Gadigal
Complete
Anita Panov & Andrew Scott
We were invited by the Museum of Applied Arts and Sciences to make a proposition for a temporary pavilion as part of the Powerhouse precinct in Sydney. The structure was to respond to Hybrid, the 2020 Sydney Design Festival theme, and use of two particular forms/species of timber, one thankfully recycled.
Within the charged context of the Museum’s imminent withdrawal and the strategic repositioning of the vast city centre area as an innovation precinct, we asked ourselves what effective part a tiny temporary structure might play in the larger civic drama.
Our answer was to position the project as a piece of fast urbanism, one that eschewed the otherwise inherent profligacy of the temporary pavilion type to ground the proposal firmly in utilitas, in the form of a provocative harbinger.
Three timber framed rooms, stacked and connected physically/socially via a single stair and large window, would contain spaces to be appropriated by designers for making within the public domain.
In this sense it was hoped the project might provide a tangible example of the accessible small scale incubator spaces vitally required to sustain an effective large scale innovation ecosystem.
We developed the outline of an interdisciplinary residency program, with a nod to the wonderful historic example of Building 20 at MIT, along with tours and lectures in the manner of the Tenement Museum in New York. We also sought to task each designer with a single big question: How can human instigated environmental degradation be reduced?

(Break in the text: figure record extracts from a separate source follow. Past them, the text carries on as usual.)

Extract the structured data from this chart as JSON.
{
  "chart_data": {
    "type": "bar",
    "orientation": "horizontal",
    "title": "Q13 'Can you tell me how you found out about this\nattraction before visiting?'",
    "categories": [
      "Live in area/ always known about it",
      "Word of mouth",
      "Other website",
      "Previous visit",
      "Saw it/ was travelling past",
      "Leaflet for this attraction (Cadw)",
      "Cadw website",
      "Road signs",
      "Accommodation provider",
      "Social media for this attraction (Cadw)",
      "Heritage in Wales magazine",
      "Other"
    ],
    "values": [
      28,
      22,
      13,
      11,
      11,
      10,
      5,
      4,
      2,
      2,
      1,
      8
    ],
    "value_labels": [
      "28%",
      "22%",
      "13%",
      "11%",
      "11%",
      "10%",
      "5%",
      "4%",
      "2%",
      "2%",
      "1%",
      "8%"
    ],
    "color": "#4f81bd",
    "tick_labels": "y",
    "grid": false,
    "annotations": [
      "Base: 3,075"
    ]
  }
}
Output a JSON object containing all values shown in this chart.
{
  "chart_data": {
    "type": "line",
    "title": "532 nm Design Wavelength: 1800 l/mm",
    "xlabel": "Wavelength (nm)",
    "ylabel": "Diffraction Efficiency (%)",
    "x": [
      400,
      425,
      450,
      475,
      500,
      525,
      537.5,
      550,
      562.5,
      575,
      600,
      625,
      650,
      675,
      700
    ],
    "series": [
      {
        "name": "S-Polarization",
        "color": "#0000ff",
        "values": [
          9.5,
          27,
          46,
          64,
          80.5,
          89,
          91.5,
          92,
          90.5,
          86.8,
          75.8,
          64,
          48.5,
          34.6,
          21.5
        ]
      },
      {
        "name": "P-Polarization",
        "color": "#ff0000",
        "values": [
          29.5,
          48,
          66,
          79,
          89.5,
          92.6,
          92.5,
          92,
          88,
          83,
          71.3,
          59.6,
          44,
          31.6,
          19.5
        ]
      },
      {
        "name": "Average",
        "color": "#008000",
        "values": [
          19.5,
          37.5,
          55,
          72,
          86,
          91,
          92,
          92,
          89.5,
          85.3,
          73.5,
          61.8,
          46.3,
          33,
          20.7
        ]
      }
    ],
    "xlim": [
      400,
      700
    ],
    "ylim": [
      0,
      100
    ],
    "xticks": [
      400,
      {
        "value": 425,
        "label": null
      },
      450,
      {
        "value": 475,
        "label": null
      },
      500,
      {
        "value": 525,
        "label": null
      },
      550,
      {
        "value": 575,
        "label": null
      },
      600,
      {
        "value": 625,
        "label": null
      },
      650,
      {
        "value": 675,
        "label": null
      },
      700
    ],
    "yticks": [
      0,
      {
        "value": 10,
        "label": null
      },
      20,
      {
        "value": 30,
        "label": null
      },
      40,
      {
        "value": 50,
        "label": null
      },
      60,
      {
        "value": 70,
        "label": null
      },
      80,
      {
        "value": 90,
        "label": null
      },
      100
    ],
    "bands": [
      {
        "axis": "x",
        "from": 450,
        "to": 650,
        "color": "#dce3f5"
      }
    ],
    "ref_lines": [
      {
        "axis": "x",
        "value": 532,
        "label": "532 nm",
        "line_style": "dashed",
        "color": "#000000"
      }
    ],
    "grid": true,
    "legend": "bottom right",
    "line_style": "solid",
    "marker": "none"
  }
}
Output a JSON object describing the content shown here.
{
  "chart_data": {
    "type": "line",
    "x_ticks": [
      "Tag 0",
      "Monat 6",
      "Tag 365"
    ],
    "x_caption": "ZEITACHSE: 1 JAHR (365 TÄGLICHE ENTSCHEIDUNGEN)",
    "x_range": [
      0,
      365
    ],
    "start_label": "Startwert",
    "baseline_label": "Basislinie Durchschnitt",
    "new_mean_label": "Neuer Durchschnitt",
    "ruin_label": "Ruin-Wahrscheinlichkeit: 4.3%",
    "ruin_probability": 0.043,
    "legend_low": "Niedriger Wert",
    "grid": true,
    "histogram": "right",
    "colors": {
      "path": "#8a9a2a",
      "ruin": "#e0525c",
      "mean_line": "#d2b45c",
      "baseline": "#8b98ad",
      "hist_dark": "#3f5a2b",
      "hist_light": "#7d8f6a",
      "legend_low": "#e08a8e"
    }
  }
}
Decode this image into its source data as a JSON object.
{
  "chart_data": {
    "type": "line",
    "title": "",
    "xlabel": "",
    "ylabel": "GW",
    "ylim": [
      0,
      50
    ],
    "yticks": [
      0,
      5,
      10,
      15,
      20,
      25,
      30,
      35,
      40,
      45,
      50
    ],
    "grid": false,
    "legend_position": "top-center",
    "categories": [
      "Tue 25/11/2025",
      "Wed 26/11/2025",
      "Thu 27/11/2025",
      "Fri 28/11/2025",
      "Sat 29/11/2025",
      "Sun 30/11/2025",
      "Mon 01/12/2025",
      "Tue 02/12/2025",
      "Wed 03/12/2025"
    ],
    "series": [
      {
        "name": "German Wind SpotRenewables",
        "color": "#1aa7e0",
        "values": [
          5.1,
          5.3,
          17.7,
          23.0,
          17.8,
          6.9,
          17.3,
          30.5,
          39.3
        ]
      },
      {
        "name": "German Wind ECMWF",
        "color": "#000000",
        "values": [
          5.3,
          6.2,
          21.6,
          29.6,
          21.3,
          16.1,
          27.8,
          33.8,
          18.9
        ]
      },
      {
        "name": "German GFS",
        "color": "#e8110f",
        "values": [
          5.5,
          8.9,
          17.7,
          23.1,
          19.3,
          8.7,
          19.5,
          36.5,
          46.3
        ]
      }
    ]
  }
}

The proposal was effectively an overt act of occupation within a fast changing part of our city. In a physical sense the project sought to portend a possible future at the urban scale. At a larger scale, via appropriation in other media, the project also sought to facilitate innovation via the collective generous engagement of the resident designers. And most immediately, at the scale of the visitor, we sought to establish an experience that would not fade after first contact but instead gain in richness over time.